Avec Charlie Chaplin, Buster Keaton incarne le pinacle du cinéma comique et burlesque, et atteint le sommet de son art dans son chef d’œuvre de 1926 : « Le Mécano de la Général ».
Soucieux de placer son intrigue narrative dans un cadre historique spécifique, comme il l’a fait avec Les Trois Âges (1923) et Ma Vache à moi (1925), le génie « pince-sans-rire » du burlesque choisit cette fois la Guerre de Sécession américaine et en adapte l’un des faits réels.
En effet, l’histoire du Mécano de la Général s’inspire inspirée d'une opération militaire, le « raid d’Andrews », qui a eu lieu pendant la guerre de Sécession, le 12 avril 1862, et au cours de laquelle une locomotive a été détournée par des volontaires de l’Armée de l’Union pour perturber la voie de chemin de fer reliant la ville d'Atlanta à la ville de Chattanooga. Elle a pris le nom de James J. Andrews, un agent de renseignement qui commanda le raid. Poursuivis par d'autres trains, les membres de l'opération furent finalement capturés. Considérés comme des espions, certains d'entre eux (dont leur chef) furent exécutés, un épilogue qui n’apparait toutefois pas dans le film, certainement pour garder l’atmosphère comique voulue par Keaton. Plusieurs des participants de l’opération furent les premiers à recevoir la Medal of Honor.
Pour les besoins du film, Buster Keaton essaya de se procurer la vraie « General » qui était encore en service, mais la Western and Atlantic Railroad, la compagnie ferroviaire qui la détenait, refusa. Une autre locomotive du même modèle a donc été utilisée. A ce sujet, précisons d’ailleurs que la scène où celle-ci chute du pont pour s’écraser dans la rivière est la plus onéreuse de l’histoire du cinéma muet. Une preuve, s’il en fallait encore une, de l’effort investi par Buster Keaton pour la production de ce long-métrage.
Cette implication s’exprime également par une maitrise étonnante du montage et une inventivité comique qui surprend le spectateur à chaque tentative. En maniant le gag avec une haute précision, sans doute acquise grâce à son expérience dans l’art du spectacle, « l’homme qui ne riait jamais » n’hésite pas à détourner des objets quotidiens de leur usage habituel pour établir un comique de situation perfectionné, en témoigne la légendaire scène du canon. Enfin, son ingéniosité s’incarne aussi dans les surprises qu’il réserve au spectateur, en ouvrant une fenêtre sur un fil narratif que l’on ne voyait pas venir, en amenant son personnage dans une situation inattendue et souvent salvatrice.
Le personnage de Johnnie Gray présente plusieurs similitudes avec une autre figure burlesque bien connue : Charlot.

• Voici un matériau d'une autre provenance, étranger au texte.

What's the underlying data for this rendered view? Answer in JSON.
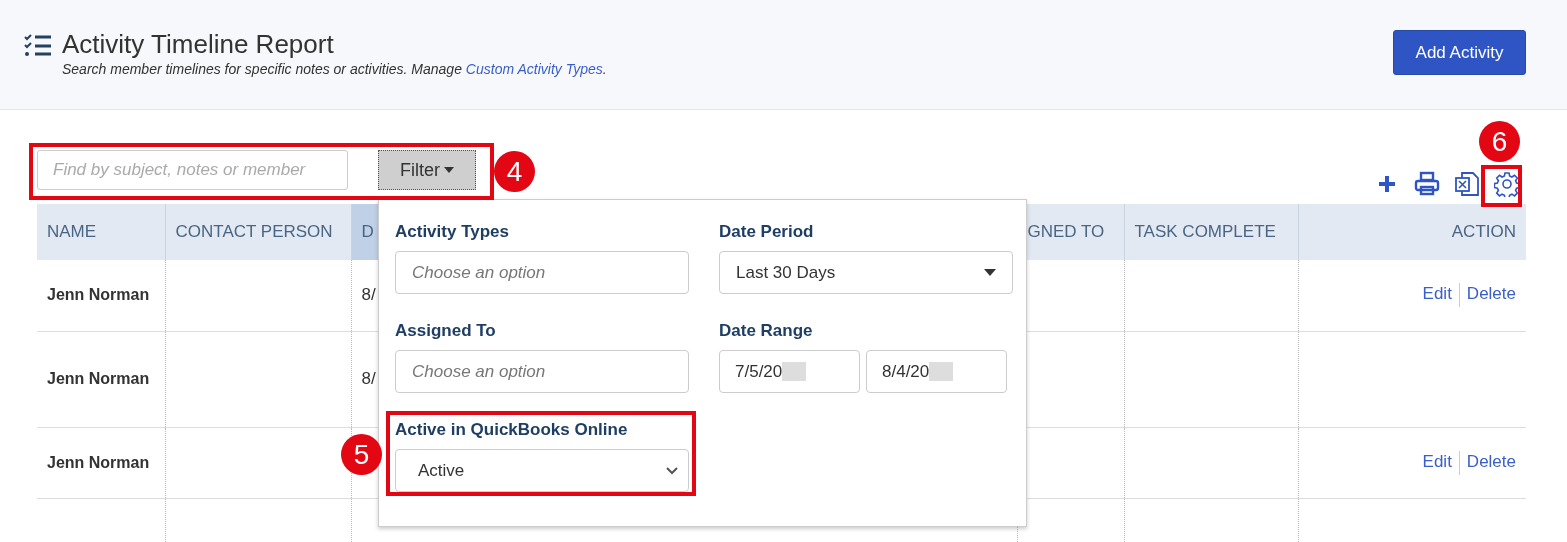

Par ses mimiques, ses gestes et sa maladresse, difficile de ne pas voir le reflet de ce jumeau qui a finit par le pousser dans l’ombre au fil des années. Une injustice qu’il faut d’ailleurs régler car ce tendre malchanceux suscite une empathie certaine, et on finit par s’attacher assez vite à son sort.
Il faut dire que sa promise, Annabelle Lee, lui en fait voir de toutes les couleurs, volontairement ou non. A la fois patriote et fière, cette jeune américaine aisée n’hésite toutefois pas à mettre les mains dans le charbon pour soutenir son partenaire après la bravoure dont il a fait preuve pour la secourir. Dans ce rôle féminin, Marion Mack, dont la carrière a été brutalement stoppée à l’avènement du parlant, s’implique pleinement dans son personnage et participe sans broncher à tous les gags imposés par Buster Keaton, dont la violence est parfois exagérée, caractéristique majeure du slapstick et du comique burlesque américain. Et bien qu’elle se retrouve malgré elle emportée dans cette aventure périlleuse, on ne peut s’empêcher de s’amuser en la voyant se démener avec les astuces hasardeuses de son vaillant compagnon.
Fidèle à un rythme bien mené, Buster Keaton livre ainsi la vision d’une nouvelle forme d’héroïsme, loin de celle des guerriers en sueur et aux mains tâchées de sang. Ici, le pauvre mécanicien fait preuve d’une bravoure sans faille alors qu’il se retrouve dans une situation qui lui est imposée, et se découvre des qualités que personne n’avait soupçonnées.
La mécanique keatonienne est en marche, et bien que le film ait été un échec à sa sortie, Le Mécano de la Général est aujourd’hui considéré comme un chef d’œuvre du septième art, et à juste titre. Premier film retenu pour constituer le fonds du National Film Registry, en 1989, il est également introduit à la 27ème place des meilleurs films américains de tous les temps selon l’American Film Institute, une gloire tardive mais méritée pour un film injustement négligé.